Abuse of rights Ukraine further argued that:

  • even if the shares had been acquired before the breach of the Russia-Ukraine bilateral investment treaty occurred, it would be an abuse of rights for Tatneft to refer the dispute to arbitration pursuant to the treaty, as it was reasonably foreseeable (and, in fact, foreseen) at the time of the acquisition of the qualifying investment that a dispute would ensue (such that the acquisition was made for the sole purpose of bringing that dispute within the scope of the treaty); and
  • Ukraine's agreement to refer disputes to arbitration under Article 9 of the Russia-Ukraine bilateral investment treaty did not extend to abusive claims, such that Ukraine's state immunity in respect of such claims remained intact, as there was no agreement in writing for the purposes of Section 9 of the State Immunity Act.

The English court disagreed, holding that an alleged abuse of rights on Tatneft's part was not a jurisdictional issue (ie, whether such claims fell within the scope of Article 9 of the Russia-Ukraine bilateral investment treaty and could therefore be heard by the arbitral tribunal), but rather a matter that went to the admissibility of the claim (ie, whether the claim was barred or defective in some way) to be decided by the arbitral tribunal.

Ukraine's rationae temporis and abuse of rights arguments failed to demonstrate that disputes regarding Tatneft's shareholdings in AmRuz and Seagroup fell outside the scope of Ukraine's consent to arbitration contained in Article 9 of the Russia-Ukraine bilateral investment treaty. Accordingly, Article 9 of the treaty constituted an agreement in writing in respect of these disputes for the purposes of Section 9 of the State Immunity Act, which was therefore also effective to waive Ukraine's state immunity.(6)

Comment

While the judgment in PAO Tatneft v Ukraine could be seen as affording a state party an additional ground on which to resist the enforcement against it of an unfavourable arbitration award (on the basis that it had not agreed in writing to submit certain disputes to arbitration), the chances of such state immunity arguments being successful seem relatively low, particularly if the underlying arbitration agreement in question is broadly worded (eg, "every dispute arising out of or in connection with this Agreement") or does not provide for express carveouts for certain categories of dispute.

This case highlights the importance of ensuring that any agreement being entered into with a state party contains carefully drafted arbitration provisions and appropriately worded waiver of immunity language to ensure that the dispute resolution regime is fit for purpose – ideally with the benefit of an analysis of the applicable state immunity regime in those jurisdictions in which enforcement of any resulting award may ultimately be sought.

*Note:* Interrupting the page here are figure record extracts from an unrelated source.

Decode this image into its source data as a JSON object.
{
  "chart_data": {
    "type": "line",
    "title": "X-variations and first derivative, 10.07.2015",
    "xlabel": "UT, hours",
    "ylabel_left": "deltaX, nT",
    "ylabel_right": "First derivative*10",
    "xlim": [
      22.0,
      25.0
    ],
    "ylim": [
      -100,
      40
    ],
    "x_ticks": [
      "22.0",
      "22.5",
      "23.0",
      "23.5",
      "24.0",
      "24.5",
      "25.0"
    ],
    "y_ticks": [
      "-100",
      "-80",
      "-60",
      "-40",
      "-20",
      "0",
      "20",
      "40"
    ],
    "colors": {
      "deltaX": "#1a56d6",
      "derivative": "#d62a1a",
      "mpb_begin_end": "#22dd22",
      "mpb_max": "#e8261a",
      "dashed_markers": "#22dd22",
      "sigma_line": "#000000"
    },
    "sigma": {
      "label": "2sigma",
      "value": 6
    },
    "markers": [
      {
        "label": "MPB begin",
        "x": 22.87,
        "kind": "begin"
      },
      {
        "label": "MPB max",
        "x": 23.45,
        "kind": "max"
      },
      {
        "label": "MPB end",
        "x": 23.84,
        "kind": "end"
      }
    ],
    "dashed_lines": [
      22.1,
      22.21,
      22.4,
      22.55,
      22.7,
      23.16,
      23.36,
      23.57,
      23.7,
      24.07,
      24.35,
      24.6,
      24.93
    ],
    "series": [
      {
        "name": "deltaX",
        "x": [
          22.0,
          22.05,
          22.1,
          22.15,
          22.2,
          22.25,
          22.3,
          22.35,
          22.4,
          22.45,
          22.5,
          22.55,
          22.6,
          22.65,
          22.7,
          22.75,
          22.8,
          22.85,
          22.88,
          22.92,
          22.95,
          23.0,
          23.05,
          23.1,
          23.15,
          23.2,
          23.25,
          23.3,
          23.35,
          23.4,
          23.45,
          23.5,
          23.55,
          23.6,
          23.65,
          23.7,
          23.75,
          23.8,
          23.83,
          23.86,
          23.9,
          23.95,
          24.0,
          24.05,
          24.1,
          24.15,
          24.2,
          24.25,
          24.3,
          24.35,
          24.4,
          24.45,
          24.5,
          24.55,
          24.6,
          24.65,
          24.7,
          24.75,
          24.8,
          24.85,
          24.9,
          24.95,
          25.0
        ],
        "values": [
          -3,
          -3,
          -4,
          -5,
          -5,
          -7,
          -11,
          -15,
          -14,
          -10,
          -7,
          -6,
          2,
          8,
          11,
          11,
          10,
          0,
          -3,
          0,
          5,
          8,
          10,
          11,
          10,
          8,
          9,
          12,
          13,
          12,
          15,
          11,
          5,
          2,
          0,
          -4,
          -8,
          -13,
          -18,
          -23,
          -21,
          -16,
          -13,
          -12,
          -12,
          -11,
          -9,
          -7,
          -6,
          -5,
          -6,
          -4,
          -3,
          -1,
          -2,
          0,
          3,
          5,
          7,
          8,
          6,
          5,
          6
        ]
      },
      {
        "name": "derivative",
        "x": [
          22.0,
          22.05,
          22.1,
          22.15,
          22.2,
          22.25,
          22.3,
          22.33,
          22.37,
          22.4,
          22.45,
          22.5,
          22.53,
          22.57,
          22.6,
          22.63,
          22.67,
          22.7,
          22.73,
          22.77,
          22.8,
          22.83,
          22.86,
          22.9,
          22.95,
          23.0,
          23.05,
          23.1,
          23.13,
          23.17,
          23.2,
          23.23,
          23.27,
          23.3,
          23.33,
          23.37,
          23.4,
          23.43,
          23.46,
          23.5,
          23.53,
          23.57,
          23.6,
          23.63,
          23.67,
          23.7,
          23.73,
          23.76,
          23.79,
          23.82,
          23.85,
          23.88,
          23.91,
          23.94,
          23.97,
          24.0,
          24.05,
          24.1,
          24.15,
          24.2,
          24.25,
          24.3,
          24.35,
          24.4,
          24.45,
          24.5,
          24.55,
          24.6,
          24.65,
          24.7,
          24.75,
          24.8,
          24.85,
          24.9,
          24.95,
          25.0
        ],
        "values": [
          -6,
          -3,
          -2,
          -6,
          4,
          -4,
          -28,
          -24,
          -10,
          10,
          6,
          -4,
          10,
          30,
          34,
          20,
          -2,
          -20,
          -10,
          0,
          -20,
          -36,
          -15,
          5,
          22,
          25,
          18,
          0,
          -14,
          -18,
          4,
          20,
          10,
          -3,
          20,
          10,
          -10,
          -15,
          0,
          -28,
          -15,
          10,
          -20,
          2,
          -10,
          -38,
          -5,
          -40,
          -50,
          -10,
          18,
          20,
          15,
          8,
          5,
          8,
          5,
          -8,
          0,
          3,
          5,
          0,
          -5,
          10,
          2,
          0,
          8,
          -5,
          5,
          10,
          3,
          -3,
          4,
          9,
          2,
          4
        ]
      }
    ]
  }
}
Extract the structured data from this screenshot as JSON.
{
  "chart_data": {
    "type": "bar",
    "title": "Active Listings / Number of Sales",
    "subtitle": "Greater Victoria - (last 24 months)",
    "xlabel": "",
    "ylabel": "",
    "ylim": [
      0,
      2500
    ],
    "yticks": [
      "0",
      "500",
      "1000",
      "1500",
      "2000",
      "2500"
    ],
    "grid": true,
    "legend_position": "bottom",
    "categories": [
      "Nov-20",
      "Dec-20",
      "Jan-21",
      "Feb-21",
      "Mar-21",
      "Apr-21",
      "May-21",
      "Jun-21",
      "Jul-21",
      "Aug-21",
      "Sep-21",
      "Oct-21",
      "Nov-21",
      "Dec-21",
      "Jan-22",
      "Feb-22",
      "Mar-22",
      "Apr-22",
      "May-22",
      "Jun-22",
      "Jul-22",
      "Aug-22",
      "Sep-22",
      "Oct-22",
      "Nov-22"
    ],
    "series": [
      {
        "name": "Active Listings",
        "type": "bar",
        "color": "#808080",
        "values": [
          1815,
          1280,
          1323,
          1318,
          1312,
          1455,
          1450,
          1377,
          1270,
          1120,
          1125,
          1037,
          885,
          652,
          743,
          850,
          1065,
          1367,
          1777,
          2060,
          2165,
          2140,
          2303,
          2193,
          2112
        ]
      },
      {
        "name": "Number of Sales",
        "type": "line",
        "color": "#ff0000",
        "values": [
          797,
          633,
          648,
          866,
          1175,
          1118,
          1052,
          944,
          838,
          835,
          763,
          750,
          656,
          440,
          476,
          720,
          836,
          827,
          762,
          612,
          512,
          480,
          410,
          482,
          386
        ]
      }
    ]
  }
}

For further information on this topic please contact Marie Berard, Anna Kirkpatrick or James Dingley at Clifford Chance LLP by telephone (+44 20 7006 1000) or email ([email protected], [email protected] or [email protected]). The Clifford Chance website can be accessed at www.cliffordchance.com.

Endnotes

(1) Svenska Petroleum Exploration AB v Lithuania [2006] EWCA Civ 1529.

(2) [2018] EWHC 1797.

(3) Section 9 of the State Immunity Act provides as follows: "Where a State has agreed in writing to submit a dispute which has arisen, or may arise, to arbitration, the State is not immune as respects proceedings in the courts of the United Kingdom which relate to the arbitration".

(4) Ukraine also advanced arguments that Tatneft had not complied with its duty of full and frank disclosure when making its application to allow enforcement of the merits award on the basis that it had failed to alert the English court to state immunity arguments that Ukraine might raise (as well as to the existence of parallel enforcement proceedings before the courts of France, the United States and Russia), which arguments (had they been raised) might have resulted in an inter partes hearing. The English court rejected these arguments.

(5) Philip Morris Asia Limited v The Commonwealth of Australia, PCA Case 2012-12, Award of 17 December 2015, paragraph 529.

(6) Leave was granted to appeal to the Court of Appeal on the issue of qualifying investments.